Was ist eine Neureligion und wie unterscheidet sie sich von den klassischen christlichen Konfessionen?
Claudia Jetter: Dafür gibt es mehrere Merkmale. Für christliche Gemeinschaften sind eine Reihe von Glaubensüberzeugungen grundlegend: Der Glaube an die Trinität, also die Dreieinigkeit von Vater, Sohn und Heiligem Geist; die Bibel als Gottes Wort; keine charismatischen Führungsgestalten, die ihre eigene Autorität und diverse Sonderlehren über die Bibel stellen. Neureligionen dagegen bezeichnen sich selbst zwar häufig als christlich, unterscheiden sich aber an einigen fundamentalen Punkten: Manche behaupten, dass es über die Bibel hinaus weitere Offenbarungen in Personen oder Schriften gibt. Sie sind synkretistisch, mischen also Elemente aus verschiedenen Religionen oder Weltanschauungen. Einige haben die Trinität komplett aufgelöst und Jesus untergeordnet. Manche sind apokalyptisch ausgerichtet und lehren, dass der Untergang der Welt nah bevorsteht, in dem nur die Anhängerinnen und Anhänger ihrer eigenen Gruppierung gerettet werden.
Und was sind die Besonderheiten von Shincheonji?
Shincheonji ist eine Neureligion, die von dem Südkoreaner Man-Hee Lee gegründet wurde (siehe Kasten). Er behauptet, der Einzige zu sein, der die Bibel mit Vollmacht auslegen kann. Mit der Gründung von Shincheonji hat die Endzeit begonnen. Am Ende wird ein apokalyptischer Endkampf stattfinden, in den alle Menschen verwickelt sein werden – auch die, die einer christlichen Kirche angehören.

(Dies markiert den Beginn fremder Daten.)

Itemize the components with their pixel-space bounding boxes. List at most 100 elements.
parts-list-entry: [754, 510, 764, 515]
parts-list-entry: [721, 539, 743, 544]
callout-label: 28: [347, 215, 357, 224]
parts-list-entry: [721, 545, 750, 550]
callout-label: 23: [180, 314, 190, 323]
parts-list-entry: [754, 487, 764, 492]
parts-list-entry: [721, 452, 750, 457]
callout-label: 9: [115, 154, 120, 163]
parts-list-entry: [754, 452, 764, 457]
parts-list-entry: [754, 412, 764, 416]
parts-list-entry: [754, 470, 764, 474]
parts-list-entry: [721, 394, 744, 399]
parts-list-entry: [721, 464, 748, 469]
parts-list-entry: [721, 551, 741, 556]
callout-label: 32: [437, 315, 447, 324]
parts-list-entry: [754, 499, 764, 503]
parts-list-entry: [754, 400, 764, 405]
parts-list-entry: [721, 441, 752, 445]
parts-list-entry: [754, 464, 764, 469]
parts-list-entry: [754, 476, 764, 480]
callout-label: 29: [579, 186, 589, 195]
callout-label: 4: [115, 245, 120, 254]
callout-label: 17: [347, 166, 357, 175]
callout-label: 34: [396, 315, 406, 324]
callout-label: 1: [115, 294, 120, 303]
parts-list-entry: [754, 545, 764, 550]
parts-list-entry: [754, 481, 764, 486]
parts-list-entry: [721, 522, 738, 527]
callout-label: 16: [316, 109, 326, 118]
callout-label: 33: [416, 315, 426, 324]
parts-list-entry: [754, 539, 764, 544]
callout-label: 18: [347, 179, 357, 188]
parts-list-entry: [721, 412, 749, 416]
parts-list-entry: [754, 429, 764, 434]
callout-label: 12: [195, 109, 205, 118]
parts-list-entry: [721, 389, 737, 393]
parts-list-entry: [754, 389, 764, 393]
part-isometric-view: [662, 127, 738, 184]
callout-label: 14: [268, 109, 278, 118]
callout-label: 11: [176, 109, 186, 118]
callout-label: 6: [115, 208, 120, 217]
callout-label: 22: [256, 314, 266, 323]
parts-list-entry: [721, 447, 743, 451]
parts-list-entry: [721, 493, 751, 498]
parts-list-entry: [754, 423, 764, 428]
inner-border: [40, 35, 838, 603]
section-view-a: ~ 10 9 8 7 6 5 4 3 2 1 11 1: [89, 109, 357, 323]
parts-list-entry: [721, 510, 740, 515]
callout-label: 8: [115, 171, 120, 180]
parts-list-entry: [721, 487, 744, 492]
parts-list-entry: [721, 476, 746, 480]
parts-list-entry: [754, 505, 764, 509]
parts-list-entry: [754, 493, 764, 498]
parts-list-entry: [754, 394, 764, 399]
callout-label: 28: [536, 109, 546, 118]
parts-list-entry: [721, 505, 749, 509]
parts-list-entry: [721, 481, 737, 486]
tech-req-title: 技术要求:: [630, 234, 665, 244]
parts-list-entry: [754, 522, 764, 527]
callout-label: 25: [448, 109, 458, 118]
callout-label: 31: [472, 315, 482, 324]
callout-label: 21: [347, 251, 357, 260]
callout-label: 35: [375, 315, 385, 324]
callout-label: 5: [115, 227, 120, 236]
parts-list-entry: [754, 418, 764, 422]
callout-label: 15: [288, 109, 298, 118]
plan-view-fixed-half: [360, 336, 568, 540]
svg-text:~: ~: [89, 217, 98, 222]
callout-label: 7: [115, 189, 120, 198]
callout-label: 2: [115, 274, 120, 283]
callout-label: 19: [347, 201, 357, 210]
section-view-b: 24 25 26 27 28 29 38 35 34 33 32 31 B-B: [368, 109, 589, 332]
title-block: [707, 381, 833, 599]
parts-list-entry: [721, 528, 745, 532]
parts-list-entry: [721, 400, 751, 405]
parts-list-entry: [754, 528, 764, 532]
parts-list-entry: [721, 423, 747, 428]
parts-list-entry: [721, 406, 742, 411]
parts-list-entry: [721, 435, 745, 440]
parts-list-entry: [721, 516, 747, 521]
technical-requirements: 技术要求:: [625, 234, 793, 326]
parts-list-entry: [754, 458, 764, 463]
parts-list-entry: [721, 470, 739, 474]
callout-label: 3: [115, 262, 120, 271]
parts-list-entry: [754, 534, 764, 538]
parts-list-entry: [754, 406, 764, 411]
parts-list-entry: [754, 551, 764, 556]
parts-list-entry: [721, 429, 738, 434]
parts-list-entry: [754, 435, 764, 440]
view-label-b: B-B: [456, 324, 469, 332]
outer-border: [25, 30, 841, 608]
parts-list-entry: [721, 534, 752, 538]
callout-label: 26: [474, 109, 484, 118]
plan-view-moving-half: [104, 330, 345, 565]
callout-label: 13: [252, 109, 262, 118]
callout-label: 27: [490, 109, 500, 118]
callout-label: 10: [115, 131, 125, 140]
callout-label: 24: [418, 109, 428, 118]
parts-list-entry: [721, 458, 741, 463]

Nur die Mitglieder von Shincheonji sind bereits Teil der neuen Zeit – daher auch der Name, der übersetzt „Neuer Himmel, neue Erde“ bedeutet.
Mit welcher Strategie wirbt Shincheonji neue Mitglieder?
Da gibt es zwei Ansätze, die recht aggressiv verfolgt werden: Zum einen treten die Mitglieder von Shincheonji gezielt an Menschen heran, die sich neu orientieren und auf der Suche nach Halt sind. Eine ganz typische Strategie ist, dass Studierende an der Universität angesprochen werden, etwa mit der Bitte um Hilfe bei einem Referat oder um die Teilnahme an einer Umfrage. Dann wird zunächst ein persönlicher Kontakt aufgebaut, und dann folgt die Einladung zu einem Bibelkurs. All das passiert, ohne dass sich die Missionierenden als Mitglieder von Shincheonji zu erkennen geben. Erst in den Bibelkursen wird den Angesprochenen allmählich klar, bei welcher Organisation sie jetzt mitmachen.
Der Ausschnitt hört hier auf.